In 1959, when Doug Eastwood and I, at the suggestion of George Mealy, set
out to add macro capability to SAP (Share assembly program), the word
"macro"--short for "macroinstruction"--was in the air, though none of
us
had ever seen a macroprocessor. We were particularly aware that GE had a
macro-capable assembler. I still don't know where or when the term was
coined. Does anybody know?
We never considered anything but recursive expansion, where macro
definitions can contain macro calls; thus the TX-0 model comes as quite a
surprise. We kept a modest stack of the state of each active macro
expansion. We certainly did not foresee that within a few years some
applications would need a 70-level stack!

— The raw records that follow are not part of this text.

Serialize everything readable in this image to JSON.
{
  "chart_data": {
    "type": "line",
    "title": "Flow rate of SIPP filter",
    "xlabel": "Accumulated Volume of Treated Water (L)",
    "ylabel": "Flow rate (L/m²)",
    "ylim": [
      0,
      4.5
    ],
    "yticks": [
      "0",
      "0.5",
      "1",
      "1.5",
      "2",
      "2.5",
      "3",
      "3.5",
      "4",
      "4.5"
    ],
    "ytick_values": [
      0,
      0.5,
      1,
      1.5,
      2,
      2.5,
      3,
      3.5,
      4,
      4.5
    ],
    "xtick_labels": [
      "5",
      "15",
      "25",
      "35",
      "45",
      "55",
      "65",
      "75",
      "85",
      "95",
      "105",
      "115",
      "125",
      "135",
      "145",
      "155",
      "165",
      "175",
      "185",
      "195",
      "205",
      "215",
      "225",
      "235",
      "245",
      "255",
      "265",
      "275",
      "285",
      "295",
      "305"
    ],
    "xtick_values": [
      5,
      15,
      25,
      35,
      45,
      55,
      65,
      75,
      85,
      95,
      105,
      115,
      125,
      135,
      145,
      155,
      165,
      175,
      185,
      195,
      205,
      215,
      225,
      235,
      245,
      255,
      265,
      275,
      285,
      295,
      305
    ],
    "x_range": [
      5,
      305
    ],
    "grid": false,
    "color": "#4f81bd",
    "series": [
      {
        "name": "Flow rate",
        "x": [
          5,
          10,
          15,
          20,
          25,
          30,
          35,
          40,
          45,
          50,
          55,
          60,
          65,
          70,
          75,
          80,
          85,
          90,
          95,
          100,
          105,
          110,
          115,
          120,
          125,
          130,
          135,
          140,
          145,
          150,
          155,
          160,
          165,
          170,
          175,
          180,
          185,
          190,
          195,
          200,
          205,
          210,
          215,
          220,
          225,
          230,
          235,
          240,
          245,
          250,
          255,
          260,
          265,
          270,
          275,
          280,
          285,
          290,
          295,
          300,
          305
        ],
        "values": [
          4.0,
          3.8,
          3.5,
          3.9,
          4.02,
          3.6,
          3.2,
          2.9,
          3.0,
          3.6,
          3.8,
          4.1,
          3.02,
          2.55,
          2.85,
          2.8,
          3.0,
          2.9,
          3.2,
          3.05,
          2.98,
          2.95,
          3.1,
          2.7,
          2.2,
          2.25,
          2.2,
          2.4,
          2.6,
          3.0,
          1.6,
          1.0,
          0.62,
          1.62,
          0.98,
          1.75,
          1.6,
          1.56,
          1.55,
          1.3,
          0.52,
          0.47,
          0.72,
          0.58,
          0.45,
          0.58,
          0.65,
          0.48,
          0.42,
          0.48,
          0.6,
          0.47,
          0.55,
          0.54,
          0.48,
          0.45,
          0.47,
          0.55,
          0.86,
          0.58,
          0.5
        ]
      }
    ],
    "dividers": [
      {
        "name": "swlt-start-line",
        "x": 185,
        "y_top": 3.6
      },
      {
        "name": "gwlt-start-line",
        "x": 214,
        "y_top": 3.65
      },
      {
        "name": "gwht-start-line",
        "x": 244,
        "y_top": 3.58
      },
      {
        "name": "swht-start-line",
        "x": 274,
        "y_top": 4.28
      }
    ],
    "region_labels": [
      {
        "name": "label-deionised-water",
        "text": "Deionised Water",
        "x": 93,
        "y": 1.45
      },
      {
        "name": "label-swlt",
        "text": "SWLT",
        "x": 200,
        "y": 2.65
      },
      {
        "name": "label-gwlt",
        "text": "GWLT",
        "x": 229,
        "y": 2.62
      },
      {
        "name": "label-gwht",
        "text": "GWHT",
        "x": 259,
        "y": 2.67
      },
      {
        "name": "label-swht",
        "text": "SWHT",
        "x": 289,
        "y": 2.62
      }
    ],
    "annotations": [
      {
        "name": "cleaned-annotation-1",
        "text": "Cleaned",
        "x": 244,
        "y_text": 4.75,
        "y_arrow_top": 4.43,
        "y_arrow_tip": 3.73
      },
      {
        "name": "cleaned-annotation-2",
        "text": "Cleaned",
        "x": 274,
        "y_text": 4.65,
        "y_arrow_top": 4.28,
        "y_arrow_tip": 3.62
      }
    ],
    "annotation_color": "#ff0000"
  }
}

General stack-based programming was not common practice (and the term
"stack" did not yet exist). This caused disaster the first time we wrote a
macro that generated a macro definition, because a data-packing subroutine
with remembered state, which was used during both definition and expansion,
was not reentrant. To overcome the bug we had in effect to introduce
another small stack to keep the two uses out of each other's way. Luckily
there were no more collisions between expansion and definition. Moreover,
this stack needed to hold only one suspended state because expansion could
trigger definition but not vice versa.
Interestingly, the problem in the previous paragraph is still with us 65
years later in many programming languages. To handle it gracefully, one
needs coroutines or higher-order functions.